En définitive, toutes les parties de cette vaste alliance étaient notamment convaincues des effets généralement positifs de la réforme et des opportunités que celle-ci allait leur offrir. Cela vaut par exemple pour les cantons qui étaient tout à fait conscients de la hausse qu’allait engendrer la réforme dès son entrée en vigueur. Ils ont toutefois considéré que les effets positifs de la réforme sur les soins étaient nettement plus importants, puisque le transfert vers l’ambulatoire s’en trouve favorisé, la coordination entre les spécialistes, améliorée, et les examens et traitements à double, évités.
Une victoire trop courte pour être célébrée?
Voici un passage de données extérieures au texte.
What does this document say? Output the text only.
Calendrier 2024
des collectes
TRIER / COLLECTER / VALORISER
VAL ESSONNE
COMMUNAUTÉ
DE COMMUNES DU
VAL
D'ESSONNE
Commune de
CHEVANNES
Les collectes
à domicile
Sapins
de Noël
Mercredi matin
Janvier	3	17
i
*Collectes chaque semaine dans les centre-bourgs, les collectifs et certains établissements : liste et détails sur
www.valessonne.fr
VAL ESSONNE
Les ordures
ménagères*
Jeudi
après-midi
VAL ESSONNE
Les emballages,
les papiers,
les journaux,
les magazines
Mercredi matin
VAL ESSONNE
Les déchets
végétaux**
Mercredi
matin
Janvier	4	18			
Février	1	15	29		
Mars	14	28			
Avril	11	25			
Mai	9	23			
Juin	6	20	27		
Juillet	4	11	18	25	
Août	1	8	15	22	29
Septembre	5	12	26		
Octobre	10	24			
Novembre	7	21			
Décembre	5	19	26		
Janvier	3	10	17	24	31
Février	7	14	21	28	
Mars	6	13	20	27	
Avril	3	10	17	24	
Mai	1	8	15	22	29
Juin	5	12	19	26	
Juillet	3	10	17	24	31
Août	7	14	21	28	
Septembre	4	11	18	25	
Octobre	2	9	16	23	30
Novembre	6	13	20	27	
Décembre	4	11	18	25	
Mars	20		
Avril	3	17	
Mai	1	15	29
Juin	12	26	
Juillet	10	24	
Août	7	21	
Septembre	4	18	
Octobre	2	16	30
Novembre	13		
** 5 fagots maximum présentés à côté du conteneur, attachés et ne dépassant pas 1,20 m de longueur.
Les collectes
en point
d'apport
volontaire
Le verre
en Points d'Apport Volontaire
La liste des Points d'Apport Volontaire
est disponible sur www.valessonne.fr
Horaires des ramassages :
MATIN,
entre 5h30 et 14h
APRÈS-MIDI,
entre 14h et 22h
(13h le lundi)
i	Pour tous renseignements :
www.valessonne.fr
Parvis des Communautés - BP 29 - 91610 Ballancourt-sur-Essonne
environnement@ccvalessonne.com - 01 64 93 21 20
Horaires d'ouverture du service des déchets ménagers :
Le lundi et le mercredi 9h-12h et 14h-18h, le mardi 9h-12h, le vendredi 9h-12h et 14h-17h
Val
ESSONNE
Les 53% de votes pour le projet sont-ils suffisants pour célébrer cette victoire sans arrière-pensée? Oui, car il ne faut pas oublier que ce résultat relativement serré est aussi l’expression de l’attachement de la population suisse à son système de santé, qu’elle sait de bonne qualité. À cet égard, un changement peut aussi être considéré comme un risque de mettre à mal un système fonctionnant plutôt bien actuellement. À chaque votation portant sur le système de santé, il y aura ainsi une solide base de non. Nous pouvons donc d’autant plus nous réjouir de l’adoption en votation populaire de la seule réforme globale du système de santé depuis 1996, à savoir le financement uniforme.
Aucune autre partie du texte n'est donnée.